Nomad是一個功能強大、靈活的排程器,適用於長期執行的服務和批處理任務。通過廣泛的驅動程式,Nomad可以排程基於容器的工作負載、原始二進位制檔案、java應用程式等等。Nomad操作簡單,易伸縮,與HashiCorp Consul(服務註冊),Vault(祕鑰管理)產品無縫整合。




Tasks and job declaration

Diagram showing simplified Nomad job workflow.

一個Nomad task是由其驅動程式在Nomad客戶端節點上執行的命令、服務、應用程式或其他工作負載。task可以是短時間的批處理作業或長時間執行的服務,例如web應用程式、資料庫伺服器或API。




job "example" {
  datacenters = ["dc1"]
  type = "service"

  constraint {
    attribute = "${attr.kernel.name}"
    value     = "linux"
  group "cache" {
    count = 1

    task "redis" {
      driver = "docker"

      config {
        image = "redis:3.2"
      resources {
        cpu    = 500 # 500 MHz
        memory = 256 # 256MB


有三種類型的job:system、service和batch,它們決定排程程式Nomad將用於此job中的task。service 排程器被設計用來排程永遠不會宕機的長壽命服務。batch作業對短期效能波動的敏感性要小得多,壽命也很短,幾分鐘到幾天就可以完成。system排程器用於註冊應該在滿足作業約束的所有客戶端上執行的作業。當客戶端加入叢集或轉換到就緒狀態時也會呼叫它。

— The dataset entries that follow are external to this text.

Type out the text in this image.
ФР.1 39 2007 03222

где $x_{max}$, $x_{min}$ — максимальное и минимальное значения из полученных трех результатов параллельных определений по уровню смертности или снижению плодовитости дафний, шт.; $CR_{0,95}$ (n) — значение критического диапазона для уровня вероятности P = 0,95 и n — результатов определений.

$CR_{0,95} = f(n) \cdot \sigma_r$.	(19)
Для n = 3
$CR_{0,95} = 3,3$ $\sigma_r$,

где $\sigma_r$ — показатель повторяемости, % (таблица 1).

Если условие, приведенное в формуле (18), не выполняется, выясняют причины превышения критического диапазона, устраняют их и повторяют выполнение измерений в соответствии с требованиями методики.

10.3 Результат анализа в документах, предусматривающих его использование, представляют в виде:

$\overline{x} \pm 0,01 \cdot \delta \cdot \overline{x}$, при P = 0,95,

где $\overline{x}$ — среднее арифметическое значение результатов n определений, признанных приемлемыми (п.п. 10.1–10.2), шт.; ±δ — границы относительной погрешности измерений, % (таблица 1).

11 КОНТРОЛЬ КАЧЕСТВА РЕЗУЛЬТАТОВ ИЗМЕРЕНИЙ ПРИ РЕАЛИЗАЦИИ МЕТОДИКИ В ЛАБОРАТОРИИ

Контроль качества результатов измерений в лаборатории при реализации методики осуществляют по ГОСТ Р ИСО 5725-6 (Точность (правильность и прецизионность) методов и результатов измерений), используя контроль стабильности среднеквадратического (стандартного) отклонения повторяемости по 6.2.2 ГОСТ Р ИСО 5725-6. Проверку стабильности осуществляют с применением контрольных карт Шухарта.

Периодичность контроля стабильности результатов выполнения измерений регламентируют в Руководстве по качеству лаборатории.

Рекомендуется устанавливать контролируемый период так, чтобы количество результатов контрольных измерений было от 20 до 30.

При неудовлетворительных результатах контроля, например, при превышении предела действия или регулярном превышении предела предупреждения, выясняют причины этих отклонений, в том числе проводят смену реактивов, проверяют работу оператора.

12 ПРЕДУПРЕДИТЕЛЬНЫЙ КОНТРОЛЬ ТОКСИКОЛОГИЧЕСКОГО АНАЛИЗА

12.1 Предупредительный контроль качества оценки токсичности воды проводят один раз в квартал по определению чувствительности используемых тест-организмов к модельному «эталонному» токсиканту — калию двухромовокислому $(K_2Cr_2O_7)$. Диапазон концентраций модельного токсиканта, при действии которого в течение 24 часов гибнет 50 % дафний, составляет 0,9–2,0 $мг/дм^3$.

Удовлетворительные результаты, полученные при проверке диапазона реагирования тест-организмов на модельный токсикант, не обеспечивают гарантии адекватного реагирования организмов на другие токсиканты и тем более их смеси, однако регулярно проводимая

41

Diagram showing Nomad job workflow, local restarts, and rescheduling.

Restarting failed tasks

Task failure can occur when a task fails to complete successfully, as in the case of a batch type job or when a service fails due to a fatal error or running out of memory.

Nomad will restart failed tasks on the same node according to the directives in the restart stanza of the job file. Operators specify the number of restarts allowed with attempts, how long Nomad should wait before restarting the task with delay, the amount of time to limit attempted restarts to with interval. Use (failure) mode to specify what Nomad should do if the job is not running after all restart attempts within the given interval have been exhausted.

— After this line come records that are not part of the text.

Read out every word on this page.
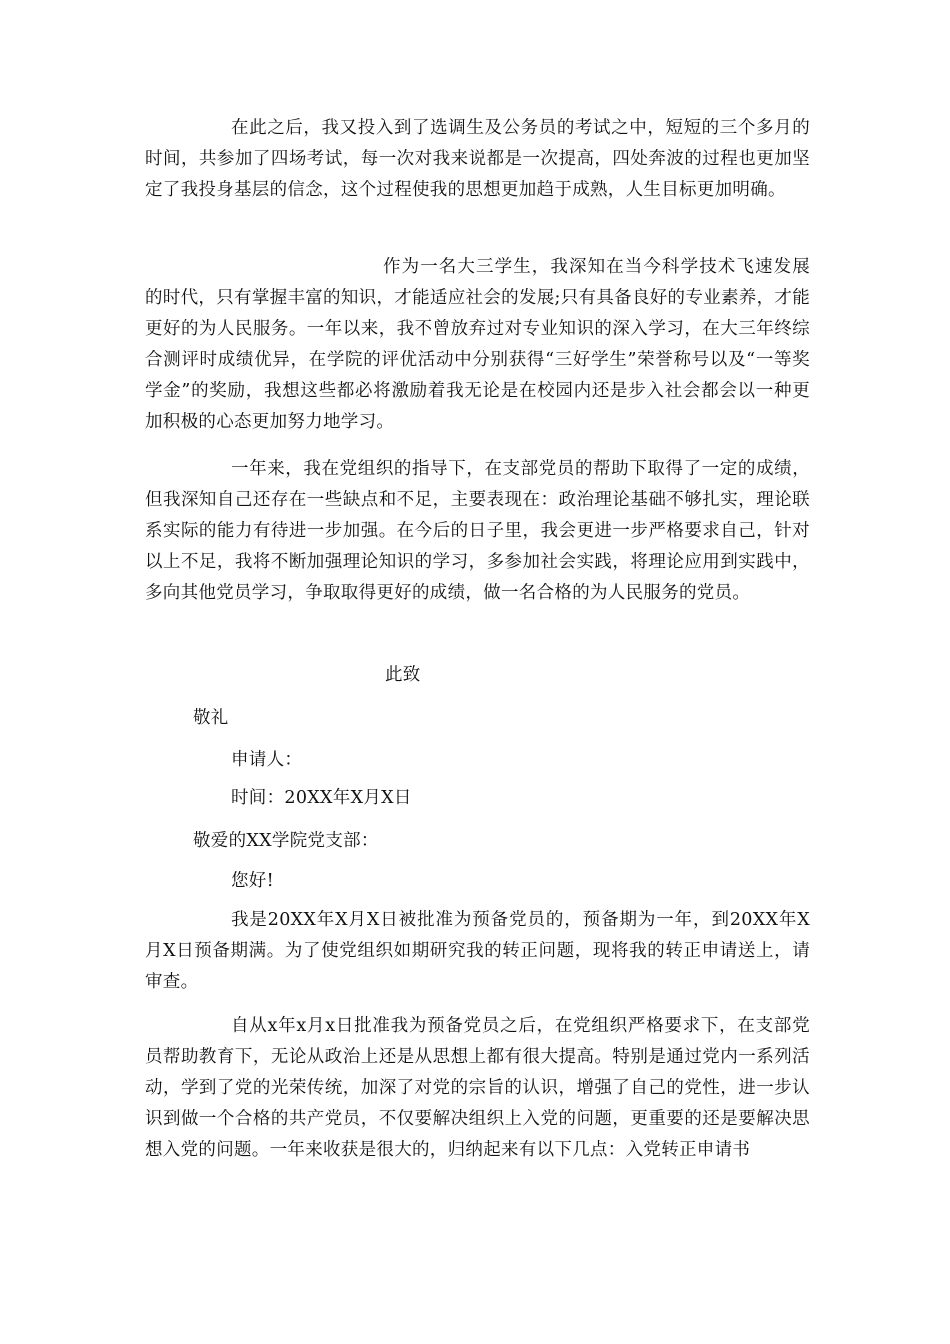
在此之后，我又投入到了选调生及公务员的考试之中，短短的三个多月的时间，共参加了四场考试，每一次对我来说都是一次提高，四处奔波的过程也更加坚定了我投身基层的信念，这个过程使我的思想更加趋于成熟，人生目标更加明确。

作为一名大三学生，我深知在当今科学技术飞速发展的时代，只有掌握丰富的知识，才能适应社会的发展;只有具备良好的专业素养，才能更好的为人民服务。一年以来，我不曾放弃过对专业知识的深入学习，在大三年终综合测评时成绩优异，在学院的评优活动中分别获得“三好学生”荣誉称号以及“一等奖学金”的奖励，我想这些都必将激励着我无论是在校园内还是步入社会都会以一种更加积极的心态更加努力地学习。

一年来，我在党组织的指导下，在支部党员的帮助下取得了一定的成绩，但我深知自己还存在一些缺点和不足，主要表现在：政治理论基础不够扎实，理论联系实际的能力有待进一步加强。在今后的日子里，我会更进一步严格要求自己，针对以上不足，我将不断加强理论知识的学习，多参加社会实践，将理论应用到实践中，多向其他党员学习，争取取得更好的成绩，做一名合格的为人民服务的党员。

此致

敬礼

申请人：

时间：20XX年X月X日

敬爱的XX学院党支部：

您好!

我是20XX年X月X日被批准为预备党员的，预备期为一年，到20XX年X月X日预备期满。为了使党组织如期研究我的转正问题，现将我的转正申请送上，请审查。

自从x年x月x日批准我为预备党员之后，在党组织严格要求下，在支部党员帮助教育下，无论从政治上还是从思想上都有很大提高。特别是通过党内一系列活动，学到了党的光荣传统，加深了对党的宗旨的认识，增强了自己的党性，进一步认识到做一个合格的共产党员，不仅要解决组织上入党的问题，更重要的还是要解决思想入党的问题。一年来收获是很大的，归纳起来有以下几点：入党转正申请书
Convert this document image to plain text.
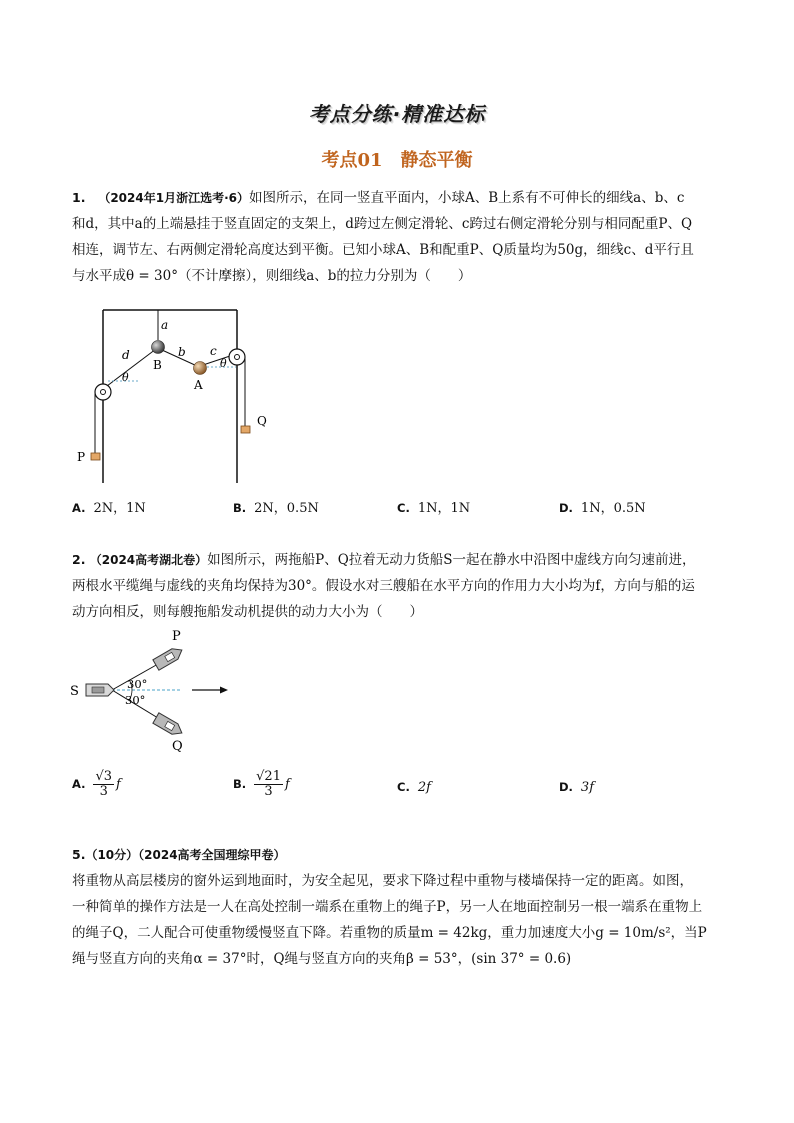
考点分练·精准达标
考点01　静态平衡
1. （2024年1月浙江选考·6）如图所示，在同一竖直平面内，小球A、B上系有不可伸长的细线a、b、c
和d，其中a的上端悬挂于竖直固定的支架上，d跨过左侧定滑轮、c跨过右侧定滑轮分别与相同配重P、Q
相连，调节左、右两侧定滑轮高度达到平衡。已知小球A、B和配重P、Q质量均为50g，细线c、d平行且
与水平成θ = 30°（不计摩擦），则细线a、b的拉力分别为（　　）
a
d	b c
B
A
θ
θ
P
Q
A. 2N，1N	B. 2N，0.5N	C. 1N，1N	D. 1N，0.5N
2. （2024高考湖北卷）如图所示，两拖船P、Q拉着无动力货船S一起在静水中沿图中虚线方向匀速前进，
两根水平缆绳与虚线的夹角均保持为30°。假设水对三艘船在水平方向的作用力大小均为f，方向与船的运
动方向相反，则每艘拖船发动机提供的动力大小为（　　）
P
Q
S	30°
30°
A. $\frac{√3}{3}$ f	B. $\frac{√21}{3}$ f	C. 2f	D. 3f
5.（10分）（2024高考全国理综甲卷）
将重物从高层楼房的窗外运到地面时，为安全起见，要求下降过程中重物与楼墙保持一定的距离。如图，
一种简单的操作方法是一人在高处控制一端系在重物上的绳子P，另一人在地面控制另一根一端系在重物上
的绳子Q，二人配合可使重物缓慢竖直下降。若重物的质量m = 42kg，重力加速度大小g = 10m/s²，当P
绳与竖直方向的夹角α = 37°时，Q绳与竖直方向的夹角β = 53°，(sin 37° = 0.6)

The default failure mode is is fail which tells Nomad not to attempt to restart the job. This is the recommended value for non-idempotent jobs which are not likely to succeed after a few failures. The other option isdelay which tells Nomad to wait the amount of time specified by intervalbefore restarting the job.

The following restart stanza tells Nomad to attempt a maximum of 2 restarts within 1 minute, delaying 15s between each restart and not to attempt any more restarts after those are exhausted. This is also the default restart policy for non-batch type jobs.

group "cache" {
  restart {
    attempts = 2
    interval = "30m"
    delay = "15s"
    mode = "fail"
  task "redis" {
This local restart behavior is designed to make tasks resilient against bugs, memory leaks, and other ephemeral issues. This is similar to using a process supervisor such as systemd, upstart, or runit outside of Nomad.

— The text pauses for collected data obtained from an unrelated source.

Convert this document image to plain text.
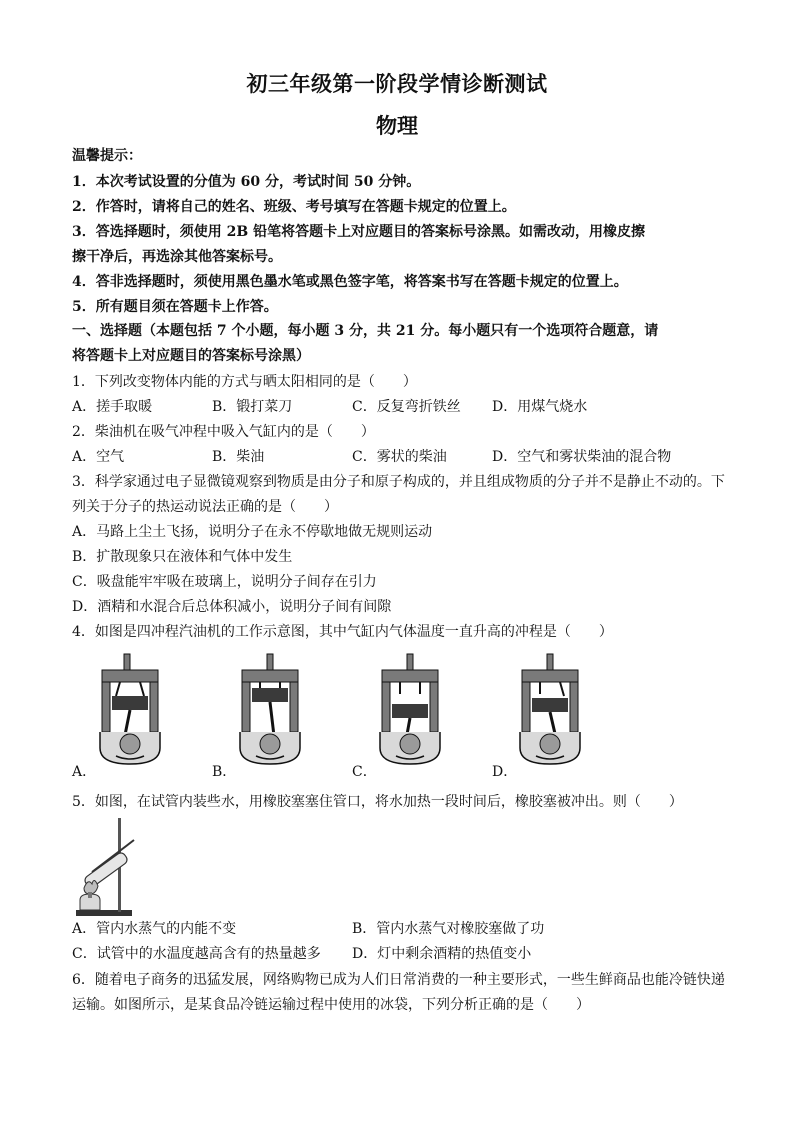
初三年级第一阶段学情诊断测试
物理
温馨提示：
1．本次考试设置的分值为 60 分，考试时间 50 分钟。
2．作答时，请将自己的姓名、班级、考号填写在答题卡规定的位置上。
3．答选择题时，须使用 2B 铅笔将答题卡上对应题目的答案标号涂黑。如需改动，用橡皮擦
擦干净后，再选涂其他答案标号。
4．答非选择题时，须使用黑色墨水笔或黑色签字笔，将答案书写在答题卡规定的位置上。
5．所有题目须在答题卡上作答。
一、选择题（本题包括 7 个小题，每小题 3 分，共 21 分。每小题只有一个选项符合题意，请
将答题卡上对应题目的答案标号涂黑）
1．下列改变物体内能的方式与晒太阳相同的是（　　）
A．搓手取暖	B．锻打菜刀	C．反复弯折铁丝 D．用煤气烧水
2．柴油机在吸气冲程中吸入气缸内的是（　　）
A．空气	B．柴油	C．雾状的柴油	D．空气和雾状柴油的混合物
3．科学家通过电子显微镜观察到物质是由分子和原子构成的，并且组成物质的分子并不是静止不动的。下
列关于分子的热运动说法正确的是（　　）
A．马路上尘土飞扬，说明分子在永不停歇地做无规则运动
B．扩散现象只在液体和气体中发生
C．吸盘能牢牢吸在玻璃上，说明分子间存在引力
D．酒精和水混合后总体积减小，说明分子间有间隙
4．如图是四冲程汽油机的工作示意图，其中气缸内气体温度一直升高的冲程是（　　）
A．	B．	C．	D．
5．如图，在试管内装些水，用橡胶塞塞住管口，将水加热一段时间后，橡胶塞被冲出。则（　　）
A．管内水蒸气的内能不变	B．管内水蒸气对橡胶塞做了功
C．试管中的水温度越高含有的热量越多 D．灯中剩余酒精的热值变小
6．随着电子商务的迅猛发展，网络购物已成为人们日常消费的一种主要形式，一些生鲜商品也能冷链快递
运输。如图所示，是某食品冷链运输过程中使用的冰袋，下列分析正确的是（　　）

Restarting unresponsive tasks

Another common scenario is needing to restart a task that is not yet failing but has become unresponsive or otherwise unhealthy.

Nomad will restart unresponsive tasks according to the directives in the check_restart stanza. This works in conjunction with Consul health checks. Nomad will restart tasks when a health check has failed limit times. A value of 1 causes a restart on the first failure. The default, 0, disables health check based restarts.

Failures must be consecutive. A single passing check will reset the count, so services alternating between a passing and failing state may not be restarted. Use grace to specify a waiting period to resume health checking after a restart. Set ignore_warnings = true to have Nomad treat a warning status like a passing one and not trigger a restart.

The following check_restart policy tells Nomad to restart the Redis task after its health check has failed 3 consecutive times, to wait 90 seconds after restarting the task to resume health checking, and to restart upon a warning status (in addition to failure).

task "redis" {
  service {
    check_restart {
      limit = 3
      grace = "90s"
      ignore_warnings = false
In a traditional data center environment, restarting failed tasks is often handled with a process supervisor, which needs to be configured by an operator. Automatically detecting and restarting unhealthy tasks is more complex, and either requires custom scripts to integrate monitoring systems or operator intervention. With Nomad they happen automatically with no operator intervention required.

Rescheduling failed tasks

Tasks that are not running successfully after the specified number of restarts may be failing due to an issue with the node they are running on such as failed hardware, kernel deadlocks, or other unrecoverable errors.

Using the reschedule stanza, operators tell Nomad under what circumstances to reschedule failing jobs to another node.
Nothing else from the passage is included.